When you were younger you did this when you read a book you loved—you were lost in a world of imagination and freedom. That hasn’t changed just because you grew up. You’re not stuck in a restricted concept of yourself. Lift up. Take off. Explore realms of consciousness that expand your awareness into levels of spirit that thrill and amaze. Connect with angels, guides, people who’ve died, and, most wonderfully, your original self of pure joy, light, and love.
Yes, there will always be bumps along the way—pebbles rocks, discouragements … but you can lift over them, flow past them. Don’t let them stop you. Blocking your flow creates your suffering, not the rocks and bumps. They are just rocks and bumps along the way!

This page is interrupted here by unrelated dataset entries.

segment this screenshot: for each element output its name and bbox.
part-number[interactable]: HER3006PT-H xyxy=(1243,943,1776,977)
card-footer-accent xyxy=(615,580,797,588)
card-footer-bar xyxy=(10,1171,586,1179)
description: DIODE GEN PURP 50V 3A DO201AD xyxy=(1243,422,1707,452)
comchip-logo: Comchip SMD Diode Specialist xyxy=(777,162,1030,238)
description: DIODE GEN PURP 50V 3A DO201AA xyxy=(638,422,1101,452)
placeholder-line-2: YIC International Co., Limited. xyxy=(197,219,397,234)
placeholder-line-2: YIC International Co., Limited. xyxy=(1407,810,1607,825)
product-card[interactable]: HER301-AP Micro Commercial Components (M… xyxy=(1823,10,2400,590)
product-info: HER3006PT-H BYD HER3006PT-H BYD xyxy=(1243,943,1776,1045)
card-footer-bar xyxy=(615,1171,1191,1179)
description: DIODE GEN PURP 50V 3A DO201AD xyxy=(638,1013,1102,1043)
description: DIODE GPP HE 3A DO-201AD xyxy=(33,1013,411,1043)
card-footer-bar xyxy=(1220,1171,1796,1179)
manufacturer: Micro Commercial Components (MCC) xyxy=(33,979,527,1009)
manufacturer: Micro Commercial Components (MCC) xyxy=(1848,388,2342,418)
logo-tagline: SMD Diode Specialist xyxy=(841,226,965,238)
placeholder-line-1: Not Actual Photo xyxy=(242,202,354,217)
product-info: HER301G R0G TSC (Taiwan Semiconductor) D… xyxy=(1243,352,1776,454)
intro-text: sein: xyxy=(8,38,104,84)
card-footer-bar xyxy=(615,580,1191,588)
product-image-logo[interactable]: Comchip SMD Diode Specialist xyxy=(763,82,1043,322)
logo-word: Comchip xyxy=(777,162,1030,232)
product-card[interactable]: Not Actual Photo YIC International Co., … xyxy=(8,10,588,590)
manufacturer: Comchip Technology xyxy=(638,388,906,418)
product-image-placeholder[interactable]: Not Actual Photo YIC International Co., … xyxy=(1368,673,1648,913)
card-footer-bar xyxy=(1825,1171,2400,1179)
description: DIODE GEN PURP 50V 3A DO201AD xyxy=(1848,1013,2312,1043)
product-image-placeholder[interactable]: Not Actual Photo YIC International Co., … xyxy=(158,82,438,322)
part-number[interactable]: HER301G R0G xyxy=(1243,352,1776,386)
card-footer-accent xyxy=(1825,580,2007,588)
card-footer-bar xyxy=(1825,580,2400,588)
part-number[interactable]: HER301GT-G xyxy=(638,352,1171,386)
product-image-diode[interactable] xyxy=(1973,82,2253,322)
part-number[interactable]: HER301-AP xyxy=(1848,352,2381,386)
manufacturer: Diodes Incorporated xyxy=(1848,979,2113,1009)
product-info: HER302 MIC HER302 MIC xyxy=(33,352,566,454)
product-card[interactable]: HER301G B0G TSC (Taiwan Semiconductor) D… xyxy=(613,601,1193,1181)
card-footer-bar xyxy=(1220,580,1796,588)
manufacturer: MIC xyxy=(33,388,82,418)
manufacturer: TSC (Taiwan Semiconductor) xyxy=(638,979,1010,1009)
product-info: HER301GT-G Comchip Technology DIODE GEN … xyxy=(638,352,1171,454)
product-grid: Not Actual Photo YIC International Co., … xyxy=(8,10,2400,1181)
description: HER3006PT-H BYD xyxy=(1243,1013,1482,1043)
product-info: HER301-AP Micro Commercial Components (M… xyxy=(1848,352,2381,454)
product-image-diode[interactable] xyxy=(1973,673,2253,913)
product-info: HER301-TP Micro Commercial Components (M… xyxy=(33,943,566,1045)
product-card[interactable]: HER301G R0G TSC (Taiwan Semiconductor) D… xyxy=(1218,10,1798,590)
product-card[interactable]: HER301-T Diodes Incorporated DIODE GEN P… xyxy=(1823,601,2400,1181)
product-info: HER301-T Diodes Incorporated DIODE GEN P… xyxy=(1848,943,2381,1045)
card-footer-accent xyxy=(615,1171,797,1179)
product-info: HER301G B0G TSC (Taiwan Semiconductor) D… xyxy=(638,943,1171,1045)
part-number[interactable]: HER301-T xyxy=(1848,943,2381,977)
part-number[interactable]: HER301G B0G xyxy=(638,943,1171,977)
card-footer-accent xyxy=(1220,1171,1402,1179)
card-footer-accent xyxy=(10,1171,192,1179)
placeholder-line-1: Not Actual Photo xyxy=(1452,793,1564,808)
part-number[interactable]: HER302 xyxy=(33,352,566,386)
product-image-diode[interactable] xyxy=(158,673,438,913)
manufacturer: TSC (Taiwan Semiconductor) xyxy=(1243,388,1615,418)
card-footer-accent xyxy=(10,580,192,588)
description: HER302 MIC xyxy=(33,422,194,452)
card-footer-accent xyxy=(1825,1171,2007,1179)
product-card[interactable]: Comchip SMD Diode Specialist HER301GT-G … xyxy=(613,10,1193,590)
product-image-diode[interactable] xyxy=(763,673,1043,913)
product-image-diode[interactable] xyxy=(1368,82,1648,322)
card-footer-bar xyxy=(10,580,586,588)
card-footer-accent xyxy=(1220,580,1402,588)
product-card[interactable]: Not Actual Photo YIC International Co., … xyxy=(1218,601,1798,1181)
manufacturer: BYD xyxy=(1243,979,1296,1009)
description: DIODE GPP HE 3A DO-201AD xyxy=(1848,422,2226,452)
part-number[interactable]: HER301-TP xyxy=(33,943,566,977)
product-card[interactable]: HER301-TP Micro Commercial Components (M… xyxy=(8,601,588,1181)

Whenever I fly nowadays, I still feel that amazed surge as the plane lifts off from the ground and our small globe drops away from where I sit. I still see the extraordinary vastness of our possibilities. And I remember all the people, slowly looking up and watching as we flew past. There are billions of us, moving colorfully through the days on dusty roads, creating a vivid painting of brightness, movement, light and shadow, rest, radiance, and love.